見季南川這副壓根沒打算認賬的樣子,許煥氣急,直接翻出他從陸知佑朋友圈找到的照片,亮在兩人面前:“還說你們沒養貓?這照片就是陸知佑發的!”

季南川湊過去看了看,還真是幾張隨手給警花拍的特寫。

照片拍的不怎麽清晰,只能模糊看出背景像是宿舍陽臺。

“嘖。”季南川轉身對老師道:“老師,你剛才也看了我們宿舍沒問題,他拿著幾張照片就能來說三道四的,那我還說是他自己養的呢!”

許煥驟然被倒打一耙,沒忍住開口罵了:“不是,你有病吧。”

“老師你看,他還罵人啊。”季南川誇張地往宿管老師身邊一跳,找老師撐腰誰不會似的。

“行了!”宿管老師一聲喝直接打斷兩人爭吵的苗頭。

她在查寢表上簽過名字,對三人道:“學校的住宿規定沒必要再跟你們強調,自己平時搞好宿舍衛生,不要影響日常評分。”檢查沒有異樣,這話儼然就是沒有再追究的意思。

“老師……”許煥還想接話,宿管老師卻已經拿著名冊轉身離開陽臺,去下一間宿舍繼續查寢。

“餵。”季南川忽然叫住許煥。

許煥生生止步,扭過頭瞪他。

“慢走不送啊。”季南川笑瞇瞇地,“下次別來。
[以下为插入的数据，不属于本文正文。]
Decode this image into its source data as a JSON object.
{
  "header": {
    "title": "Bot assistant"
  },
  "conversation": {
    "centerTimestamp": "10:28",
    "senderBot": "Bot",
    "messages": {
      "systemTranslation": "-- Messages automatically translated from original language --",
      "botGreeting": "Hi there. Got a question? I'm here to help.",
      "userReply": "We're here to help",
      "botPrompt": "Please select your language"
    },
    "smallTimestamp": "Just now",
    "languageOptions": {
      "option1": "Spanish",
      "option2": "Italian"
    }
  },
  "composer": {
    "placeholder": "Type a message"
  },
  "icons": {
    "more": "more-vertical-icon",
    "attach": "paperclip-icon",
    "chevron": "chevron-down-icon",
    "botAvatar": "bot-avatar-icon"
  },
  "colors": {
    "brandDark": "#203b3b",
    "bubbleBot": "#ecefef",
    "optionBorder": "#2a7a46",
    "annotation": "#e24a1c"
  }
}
”

他無聲地說了一個字,口型是圓潤的“滾”。

許煥的臉色頓時難看得要命。

他低罵了聲,快步逃似地離開701,重重地帶上房門。

季南川在那道砰聲後才垮下臉,轉過身對陸知佑叫道:“臥槽,真給我嚇到了!”

“幸好學長之前就把警花接走了。”他拍著胸口緩氣道,“要不然今天真給這逼找上門看到貓就完了。”

“嗯。”陸知佑點點頭,蹙起的眉頭卻沒散。

他感覺許煥沒這麽輕易就松口。

因為看人不順眼就要處處膈應設計的性子,沒可能就這樣讓事情揭過。

果不其然。

下午輔導員就找上了他,詢問宿舍養貓的事。

季南川見那幾張照片再次出現在聊天窗,忍不住罵道:“你們社這人真跟牛皮糖一樣,惡心人還甩不掉,非得鬧到你們輔導員那是吧。”

“不知道他是從哪裏知道的。”

陸知佑垂眼回覆消息,“宿舍確實不能養貓,方姐來問我沒打算不承認。”

方姐是他們系的輔導員,從本校畢業後便受聘留校,年紀也才二十多歲,在學生面前沒什麽老師的架子。
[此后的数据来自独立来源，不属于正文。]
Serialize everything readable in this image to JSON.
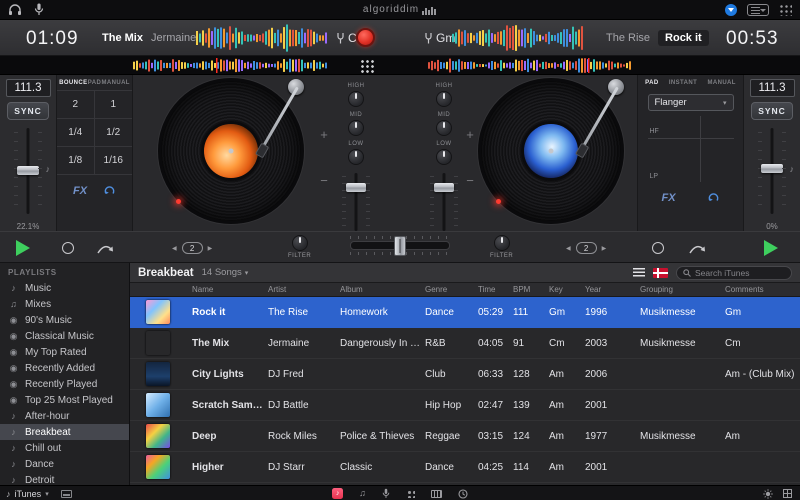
{
  "topbar": {
    "brand": "algoriddim"
  },
  "deck_a": {
    "time": "01:09",
    "title": "The Mix",
    "artist": "Jermaine",
    "key": "Cm",
    "bpm": "111.3",
    "sync_label": "SYNC",
    "pitch": "22.1%",
    "tabs": [
      "BOUNCE",
      "PAD",
      "MANUAL"
    ],
    "active_tab": "BOUNCE",
    "pads": [
      "2",
      "1",
      "1/4",
      "1/2",
      "1/8",
      "1/16"
    ],
    "fx_label": "FX",
    "loop_value": "2"
  },
  "deck_b": {
    "time": "00:53",
    "title": "Rock it",
    "artist": "The Rise",
    "key": "Gm",
    "bpm": "111.3",
    "sync_label": "SYNC",
    "pitch": "0%",
    "tabs": [
      "PAD",
      "INSTANT",
      "MANUAL"
    ],
    "active_tab": "PAD",
    "effect": "Flanger",
    "hf_label": "HF",
    "lp_label": "LP",
    "fx_label": "FX",
    "loop_value": "2"
  },
  "eq_labels": [
    "HIGH",
    "MID",
    "LOW"
  ],
  "transport": {
    "filter_label": "FILTER"
  },
  "library": {
    "sidebar_title": "PLAYLISTS",
    "playlists": [
      {
        "label": "Music",
        "icon": "music-note"
      },
      {
        "label": "Mixes",
        "icon": "mixes"
      },
      {
        "label": "90's Music",
        "icon": "smart-playlist"
      },
      {
        "label": "Classical Music",
        "icon": "smart-playlist"
      },
      {
        "label": "My Top Rated",
        "icon": "smart-playlist"
      },
      {
        "label": "Recently Added",
        "icon": "smart-playlist"
      },
      {
        "label": "Recently Played",
        "icon": "smart-playlist"
      },
      {
        "label": "Top 25 Most Played",
        "icon": "smart-playlist"
      },
      {
        "label": "After-hour",
        "icon": "playlist"
      },
      {
        "label": "Breakbeat",
        "icon": "playlist",
        "selected": true
      },
      {
        "label": "Chill out",
        "icon": "playlist"
      },
      {
        "label": "Dance",
        "icon": "playlist"
      },
      {
        "label": "Detroit",
        "icon": "playlist"
      }
    ],
    "source_label": "iTunes",
    "header_title": "Breakbeat",
    "header_count": "14 Songs",
    "search_placeholder": "Search iTunes",
    "columns": [
      "Name",
      "Artist",
      "Album",
      "Genre",
      "Time",
      "BPM",
      "Key",
      "Year",
      "Grouping",
      "Comments"
    ],
    "rows": [
      {
        "art": "rockit",
        "name": "Rock it",
        "artist": "The Rise",
        "album": "Homework",
        "genre": "Dance",
        "time": "05:29",
        "bpm": "111",
        "key": "Gm",
        "year": "1996",
        "grouping": "Musikmesse",
        "comments": "Gm",
        "selected": true
      },
      {
        "art": "themix",
        "name": "The Mix",
        "artist": "Jermaine",
        "album": "Dangerously In Love",
        "genre": "R&B",
        "time": "04:05",
        "bpm": "91",
        "key": "Cm",
        "year": "2003",
        "grouping": "Musikmesse",
        "comments": "Cm"
      },
      {
        "art": "citylights",
        "name": "City Lights",
        "artist": "DJ Fred",
        "album": "",
        "genre": "Club",
        "time": "06:33",
        "bpm": "128",
        "key": "Am",
        "year": "2006",
        "grouping": "",
        "comments": "Am - (Club Mix)"
      },
      {
        "art": "scratch",
        "name": "Scratch Sample",
        "artist": "DJ Battle",
        "album": "",
        "genre": "Hip Hop",
        "time": "02:47",
        "bpm": "139",
        "key": "Am",
        "year": "2001",
        "grouping": "",
        "comments": ""
      },
      {
        "art": "deep",
        "name": "Deep",
        "artist": "Rock Miles",
        "album": "Police & Thieves",
        "genre": "Reggae",
        "time": "03:15",
        "bpm": "124",
        "key": "Am",
        "year": "1977",
        "grouping": "Musikmesse",
        "comments": "Am"
      },
      {
        "art": "higher",
        "name": "Higher",
        "artist": "DJ Starr",
        "album": "Classic",
        "genre": "Dance",
        "time": "04:25",
        "bpm": "114",
        "key": "Am",
        "year": "2001",
        "grouping": "",
        "comments": ""
      }
    ]
  },
  "icons": {
    "chevron_down": "▾",
    "music_note": "♪",
    "beamed_notes": "♫",
    "smart_playlist": "◉",
    "left_arrow": "◀",
    "right_arrow": "▶",
    "plus": "+",
    "minus": "−"
  },
  "colors": {
    "accent_blue": "#2d63cd",
    "record_red": "#e23227",
    "play_green": "#3ecf5e"
  }
}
陸知佑先前在宿管老師面前抓著許煥話裏的漏洞不放,宿舍裏也沒有其他證據,警花早都送到了學長家去,宿管老師抓不到就不會再管。

但他也沒想撒謊。

季南川之前臨時接回警花時,他們先是忙著送到醫院給警花治傷,沒有找到合適的領養人才接回宿舍,也算無奈之舉。

陸知佑把來龍去脈一五一十地跟方姐說了。

方姐自己也是養貓的人,聽到小貓現在已經有新的主人接管,701沒有其他違規行為也便緩和了下來。

不過站在學校的角度,她還是對陸知佑提醒了幾句。

[方姐:你們宿舍的情況我已經知道了,不過學工部的老師在問這件事,可能會影響到你們下個學年的寄宿名額。]
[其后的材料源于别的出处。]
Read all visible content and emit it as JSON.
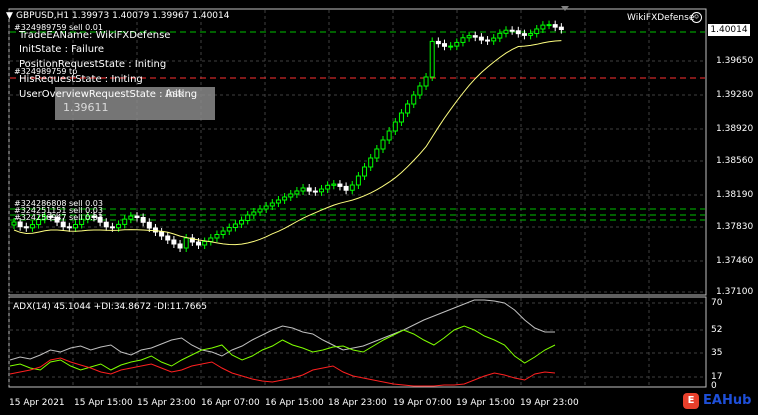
{
  "chart_header": {
    "symbol_info": "GBPUSD,H1  1.39973 1.40079 1.39967 1.40014",
    "ea_name": "WikiFXDefense"
  },
  "ea_status": {
    "order_tag_top": "#324989759 sell 0.01",
    "lines": [
      "TradeEAName: WikiFXDefense",
      "InitState : Failure",
      "PositionRequestState : Initing",
      "HisRequestState : Initing",
      "UserOverviewRequestState : Initing"
    ],
    "order_tag_mid": "#324989759 tp",
    "ask_tooltip_label": "Ask",
    "ask_tooltip_value": "1.39611"
  },
  "order_tags_lower": [
    "#324286808 sell 0.03",
    "#324251151 sell 0.03",
    "#324256947 sell 0.03"
  ],
  "price_axis": {
    "current_price": "1.40014",
    "ticks": [
      "1.39650",
      "1.39280",
      "1.38920",
      "1.38560",
      "1.38190",
      "1.37830",
      "1.37460",
      "1.37100"
    ]
  },
  "indicator": {
    "label": "ADX(14) 45.1044 +DI:34.8672 -DI:11.7665",
    "ticks": [
      "70",
      "52",
      "35",
      "17",
      "0"
    ]
  },
  "time_axis": {
    "ticks": [
      "15 Apr 2021",
      "15 Apr 15:00",
      "15 Apr 23:00",
      "16 Apr 07:00",
      "16 Apr 15:00",
      "18 Apr 23:00",
      "19 Apr 07:00",
      "19 Apr 15:00",
      "19 Apr 23:00"
    ]
  },
  "watermark": {
    "text": "EAHub",
    "logo_glyph": "E",
    "color": "#1e4fd8"
  },
  "colors": {
    "bull_candle": "#00ff00",
    "bear_candle": "#ffffff",
    "ma_line": "#ffff80",
    "adx_line": "#c0c0c0",
    "plus_di": "#7fff00",
    "minus_di": "#ff2020",
    "grid": "#404040",
    "order_line_green": "#00c000",
    "order_line_red": "#ff3030"
  }
}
[方姐:等到畢業以後有了足夠的經濟能力再決定養寵物的事,對自己也是對小貓小狗負責。]

[陸知佑:嗯,我知道,謝謝方姐。]

[陸知佑:這件事是我們做得不好。另外住宿的事,我之前就有考慮在校外租房,這個學期可能就搬出去住了。]

許煥再往上報他並不意外。

陸知佑倒沒多擔心住宿問題,他先前就考慮搬出去住,現在不過是把這個時間點提前了一些。

跟方姐通完電話後,陸知佑把大概情況和季南川說了說。

季南川怒罵許煥是個傻逼。

好在事情也沒鬧大,季南川看著陸知佑在手機上瀏覽租房消息,問他道:“你打算租在哪啊?下學期好像課也不多了,不用經常來學校。”

“就學校附近,近點方便。”陸知佑說。

“那你等會把你租房要求發我吧,我幫你在租房群問問。”季南川提議道,“你記得發個朋友圈,說不定能找著人合租呢。”

“行。”陸知佑點點頭。

*

周六中午,陸知佑吃過午飯便去裴豫白家餵貓。

鞋櫃裏只放著兩雙拖鞋,一雙是裴豫白的,另一雙上次他來時穿過。

陸知佑想了想,還是沒拆那堆一次性軟拖,穿著上次那雙拖鞋走進門。

裴豫白前一天離家時在碗裏盛夠了足量的貓糧和清水。水沒怎麽喝,貓糧碗已經見底。

警花看見他便“喵”了一聲,蹲坐在碗邊打了個哈欠,好像就等著他來添糧投餵。

前幾天那副舍不得人的黏人樣完全沒了影。

陸知佑腹誹這祖宗真是有點兒缺心眼,從儲物櫃裏拿出貓糧給它添上,又捺不住警花眼巴巴地盯著他,手指誠實地撕開了一包貓條。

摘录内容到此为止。